Department of Computing, Imperial College London, SW7 2AZ, UK.
Bioinformatics. 2014 May 1;30(9):1259-65. doi: 10.1093/bioinformatics/btu020. Epub 2014 Jan 17.
Protein structure alignment is key for transferring information from well-studied proteins to less studied ones. Structural alignment identifies the most precise mapping of equivalent residues, as structures are more conserved during evolution than sequences. Among the methods for aligning protein structures, maximum Contact Map Overlap (CMO) has received sustained attention during the past decade. Yet, known algorithms exhibit modest performance and are not applicable for large-scale comparison.
Graphlets are small induced subgraphs that are used to design sensitive topological similarity measures between nodes and networks. By generalizing graphlets to ordered graphs, we introduce GR-Align, a CMO heuristic that is suited for database searches. On the Proteus_300 set (44 850 protein domain pairs), GR-Align is several orders of magnitude faster than the state-of-the-art CMO solvers Apurva, MSVNS and AlEigen7, and its similarity score is in better agreement with the structural classification of proteins. On a large-scale experiment on the Gold-standard benchmark dataset (3 207 270 protein domain pairs), GR-Align is several orders of magnitude faster than the state-of-the-art protein structure comparison tools TM-Align, DaliLite, MATT and Yakusa, while achieving similar classification performances. Finally, we illustrate the difference between GR-Align's flexible alignments and the traditional ones by querying a flexible protein in the Astral-40 database (11 154 protein domains). In this experiment, GR-Align's top scoring alignments are not only in better agreement with structural classification of proteins, but also that they allow transferring more information across proteins.
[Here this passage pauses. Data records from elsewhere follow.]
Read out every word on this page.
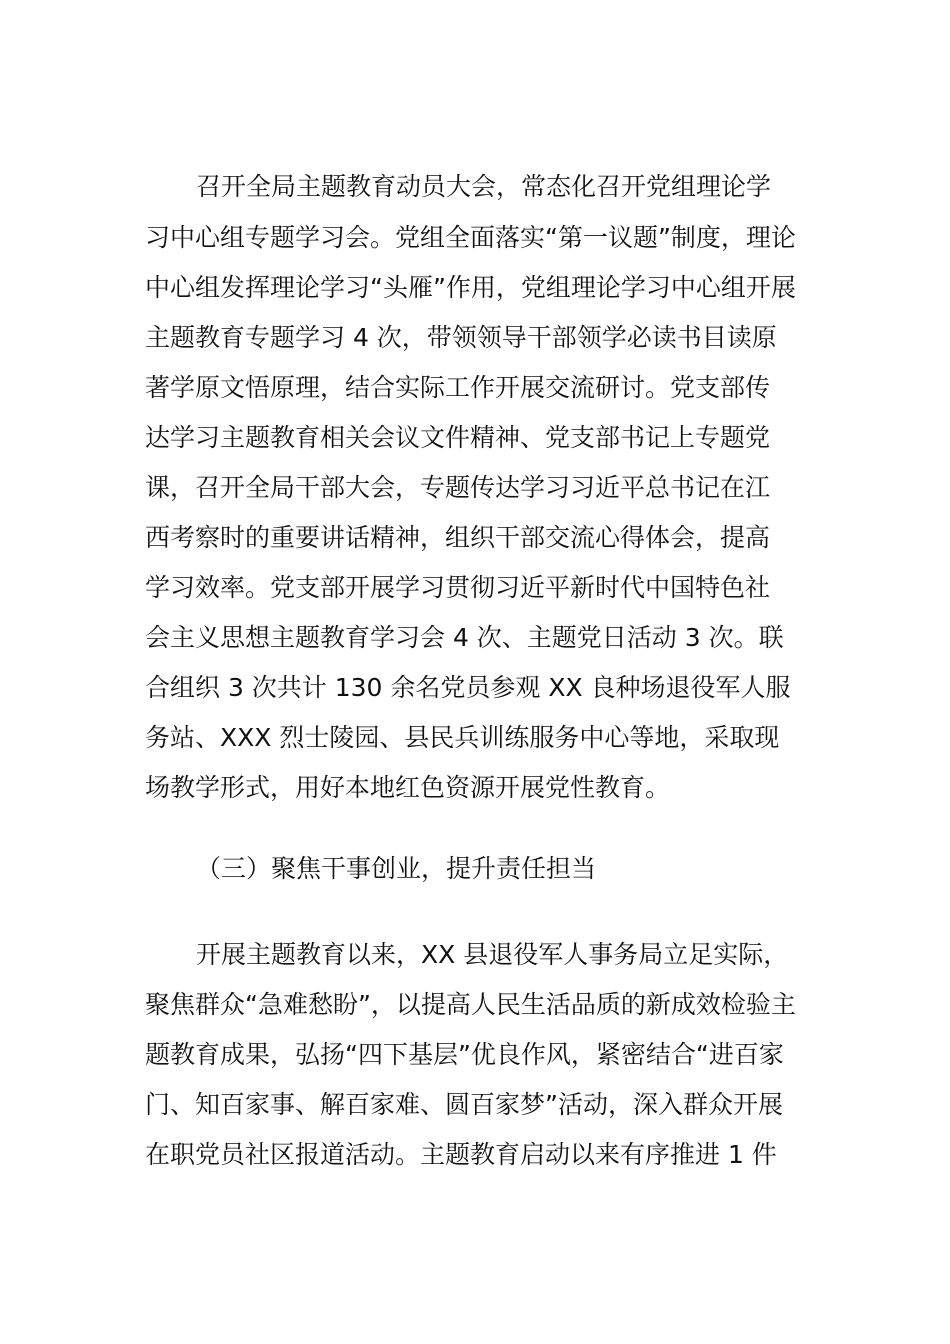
召开全局主题教育动员大会，常态化召开党组理论学
习中心组专题学习会。党组全面落实“第一议题”制度，理论
中心组发挥理论学习“头雁”作用，党组理论学习中心组开展
主题教育专题学习 4 次，带领领导干部领学必读书目读原
著学原文悟原理，结合实际工作开展交流研讨。党支部传
达学习主题教育相关会议文件精神、党支部书记上专题党
课，召开全局干部大会，专题传达学习习近平总书记在江
西考察时的重要讲话精神，组织干部交流心得体会，提高
学习效率。党支部开展学习贯彻习近平新时代中国特色社
会主义思想主题教育学习会 4 次、主题党日活动 3 次。联
合组织 3 次共计 130 余名党员参观 XX 良种场退役军人服
务站、XXX 烈士陵园、县民兵训练服务中心等地，采取现
场教学形式，用好本地红色资源开展党性教育。
（三）聚焦干事创业，提升责任担当
开展主题教育以来，XX 县退役军人事务局立足实际，
聚焦群众“急难愁盼”，以提高人民生活品质的新成效检验主
题教育成果，弘扬“四下基层”优良作风，紧密结合“进百家
门、知百家事、解百家难、圆百家梦”活动，深入群众开展
在职党员社区报道活动。主题教育启动以来有序推进 1 件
蛋白质结构比对对于将信息从研究充分的蛋白质转移到研究较少的蛋白质至关重要。结构比对确定了等价残基的最精确映射,因为在进化过程中结构比序列更保守。在蛋白质结构对齐的方法中,最大接触图重叠(CMO)在过去十年中一直受到关注。然而,已知的算法表现出中等的性能,并且不适用于大规模比较。
图元是用于设计节点和网络之间敏感拓扑相似性度量的小诱导子图。通过将图元推广到有序图,我们引入了 GR-Align,这是一种适用于数据库搜索的 CMO 启发式算法。在 Proteus_300 数据集(44850 个蛋白质域对)上,GR-Align 的速度比最先进的 CMO 求解器 Apurva、MSVNS 和 AlEigen7 快几个数量级,其相似度得分与蛋白质的结构分类更一致。在 Gold-standard 基准数据集(3207270 个蛋白质域对)的大规模实验中,GR-Align 的速度比最先进的蛋白质结构比较工具 TM-Align、DaliLite、MATT 和 Yakusa 快几个数量级,同时实现了类似的分类性能。最后,我们通过在 Astral-40 数据库(11154 个蛋白质域)中查询一个灵活的蛋白质来展示 GR-Align 的灵活对齐与传统对齐之间的差异。在这个实验中,GR-Align 的最高得分对齐不仅与蛋白质的结构分类更一致,而且它们允许在蛋白质之间传递更多的信息。